Ce que j’en retiens au quotidien
La salade-repas m’a appris une chose qui dépasse la cuisine : la faim qui revient n’est pas un manque de volonté, c’est un repas mal construit. Depuis que j’applique la règle des quatre composants, personne chez nous ne sort de table avec une faim sourde.
J’ai aussi appris à ne pas culpabiliser. Certains jours, la salade est moins belle, moins variée, vite assemblée. Ce n’est pas grave. L’important, c’est que les quatre piliers soient là, même en version modeste. Le reste, c’est de l’envie, pas de l’obligation.
| Composant | Rôle | Exemples | Ce qu’il évite |
|---|---|---|---|
| Féculent | Cale sur la durée | Riz, pâtes, quinoa, lentilles | La faim de seize heures |
| Protéine | Tient sans grignoter | Œuf, thon, pois chiches, poulet | Le placard à gâteaux ouvert à cinq heures |
| Légume | Croquant et fraîcheur | Chou, carotte, concombre, betterave | Le repas qui manque de vert |
| Sauce | Lie et rassasie | Vinaigrette, yaourt-moutarde, tahini | La salade sèche qu’on laisse |
Checklist d’intendance de la salade-repas :
- Vérifier les quatre composants avant de commencer.

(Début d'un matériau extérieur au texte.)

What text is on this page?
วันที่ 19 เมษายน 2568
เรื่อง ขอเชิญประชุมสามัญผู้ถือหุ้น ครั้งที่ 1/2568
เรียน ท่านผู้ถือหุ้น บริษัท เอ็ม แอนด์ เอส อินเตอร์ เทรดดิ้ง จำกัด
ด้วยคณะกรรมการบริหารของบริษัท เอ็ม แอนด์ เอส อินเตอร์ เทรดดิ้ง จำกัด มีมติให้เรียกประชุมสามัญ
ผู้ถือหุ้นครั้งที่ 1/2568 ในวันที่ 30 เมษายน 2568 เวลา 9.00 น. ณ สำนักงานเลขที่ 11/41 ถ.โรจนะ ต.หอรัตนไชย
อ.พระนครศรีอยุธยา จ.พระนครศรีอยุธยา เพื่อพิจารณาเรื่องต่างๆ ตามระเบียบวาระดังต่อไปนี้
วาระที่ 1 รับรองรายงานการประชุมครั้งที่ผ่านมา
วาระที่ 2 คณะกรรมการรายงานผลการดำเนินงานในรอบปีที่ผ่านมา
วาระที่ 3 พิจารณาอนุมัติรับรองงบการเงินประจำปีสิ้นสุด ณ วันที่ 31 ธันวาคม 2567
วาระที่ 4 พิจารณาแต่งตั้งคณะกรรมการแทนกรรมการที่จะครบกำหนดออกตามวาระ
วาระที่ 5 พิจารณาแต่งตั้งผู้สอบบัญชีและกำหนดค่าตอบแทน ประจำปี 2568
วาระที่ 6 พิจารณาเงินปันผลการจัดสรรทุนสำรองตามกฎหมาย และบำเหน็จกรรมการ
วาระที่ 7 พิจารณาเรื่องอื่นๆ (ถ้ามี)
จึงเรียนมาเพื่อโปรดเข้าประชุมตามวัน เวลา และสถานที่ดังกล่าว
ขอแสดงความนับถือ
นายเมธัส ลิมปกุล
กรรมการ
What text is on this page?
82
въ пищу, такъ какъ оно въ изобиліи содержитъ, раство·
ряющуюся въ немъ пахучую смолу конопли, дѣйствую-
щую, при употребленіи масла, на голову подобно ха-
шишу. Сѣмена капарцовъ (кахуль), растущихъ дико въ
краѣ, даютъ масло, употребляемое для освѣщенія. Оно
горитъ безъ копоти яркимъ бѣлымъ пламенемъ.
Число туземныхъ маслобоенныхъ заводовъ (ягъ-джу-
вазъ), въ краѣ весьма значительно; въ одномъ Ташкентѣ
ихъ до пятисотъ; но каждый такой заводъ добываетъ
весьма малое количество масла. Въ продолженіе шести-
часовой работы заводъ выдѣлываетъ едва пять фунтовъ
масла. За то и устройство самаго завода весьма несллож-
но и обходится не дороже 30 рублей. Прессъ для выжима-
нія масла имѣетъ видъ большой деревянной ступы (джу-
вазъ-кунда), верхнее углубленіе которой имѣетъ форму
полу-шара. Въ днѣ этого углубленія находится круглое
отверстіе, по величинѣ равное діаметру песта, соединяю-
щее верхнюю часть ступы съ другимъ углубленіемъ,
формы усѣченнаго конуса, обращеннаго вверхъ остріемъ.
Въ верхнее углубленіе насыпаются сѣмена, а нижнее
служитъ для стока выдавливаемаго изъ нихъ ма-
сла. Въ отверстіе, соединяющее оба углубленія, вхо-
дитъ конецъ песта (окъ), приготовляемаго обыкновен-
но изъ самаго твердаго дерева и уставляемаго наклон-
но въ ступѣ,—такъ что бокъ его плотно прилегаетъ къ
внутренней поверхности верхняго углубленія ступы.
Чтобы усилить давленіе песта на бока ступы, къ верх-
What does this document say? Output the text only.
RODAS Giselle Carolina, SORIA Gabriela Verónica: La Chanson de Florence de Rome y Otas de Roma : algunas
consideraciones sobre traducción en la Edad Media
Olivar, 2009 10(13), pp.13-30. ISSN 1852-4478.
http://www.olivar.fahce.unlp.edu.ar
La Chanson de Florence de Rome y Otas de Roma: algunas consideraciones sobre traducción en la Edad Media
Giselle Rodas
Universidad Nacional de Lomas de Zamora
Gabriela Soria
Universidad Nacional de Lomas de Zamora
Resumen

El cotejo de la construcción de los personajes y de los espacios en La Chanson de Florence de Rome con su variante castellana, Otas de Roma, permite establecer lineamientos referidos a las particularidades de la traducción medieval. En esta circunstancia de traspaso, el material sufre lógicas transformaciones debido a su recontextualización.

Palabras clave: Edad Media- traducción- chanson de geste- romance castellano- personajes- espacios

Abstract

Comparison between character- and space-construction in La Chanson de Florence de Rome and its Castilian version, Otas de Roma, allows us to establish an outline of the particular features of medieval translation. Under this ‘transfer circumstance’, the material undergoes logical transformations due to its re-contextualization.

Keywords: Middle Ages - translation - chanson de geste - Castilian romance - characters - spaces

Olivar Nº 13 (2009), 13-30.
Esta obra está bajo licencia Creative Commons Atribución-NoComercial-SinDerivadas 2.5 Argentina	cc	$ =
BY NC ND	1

- Cuire le féculent en double, il servira deux jours.
- Préparer la sauce à part, dans un petit pot.
- Assembler dans l’ordre : féculent, protéine, légume.
- Choisir des légumes qui supportent le transport.
Questions fréquentes
Comment rendre une salade vraiment rassasiante ?
En y mettant un féculent et une protéine, sans exception. Une salade de légumes seuls ne tient pas, quelle que soit sa taille. Dès que le riz, les pâtes ou les lentilles entrent dans l’assiette, avec une source de protéine, la faim ne revient pas dans l’après-midi.
Peut-on préparer une salade-repas la veille ?
Oui, à condition de garder la sauce à part et de choisir des légumes qui ne rendent pas d’eau. Le féculent et la protéine se gardent très bien une nuit au frais. Le matin, on ajoute le légume et l’on emporte la sauce dans un pot à part.
Quelle est la meilleure protéine pour une salade végétarienne ?
Les pois chiches et les lentilles, qui cumulent protéine et féculent. Le fromage et l’œuf complètent bien. L’astuce est de varier pour ne pas se lasser, car c’est la lassitude, plus que la faim, qui fait retomber dans le plat préparé.
Comment faire manger de la salade à des enfants réticents ?
En séparant les composants dans l’assiette plutôt qu’en les mélangeant, et en misant sur le féculent et la protéine qu’ils aiment déjà. L’enfant qui refuse la salade mélangée accepte souvent des pâtes, des œufs et du concombre posés côte à côte, avec la sauce à part pour tremper.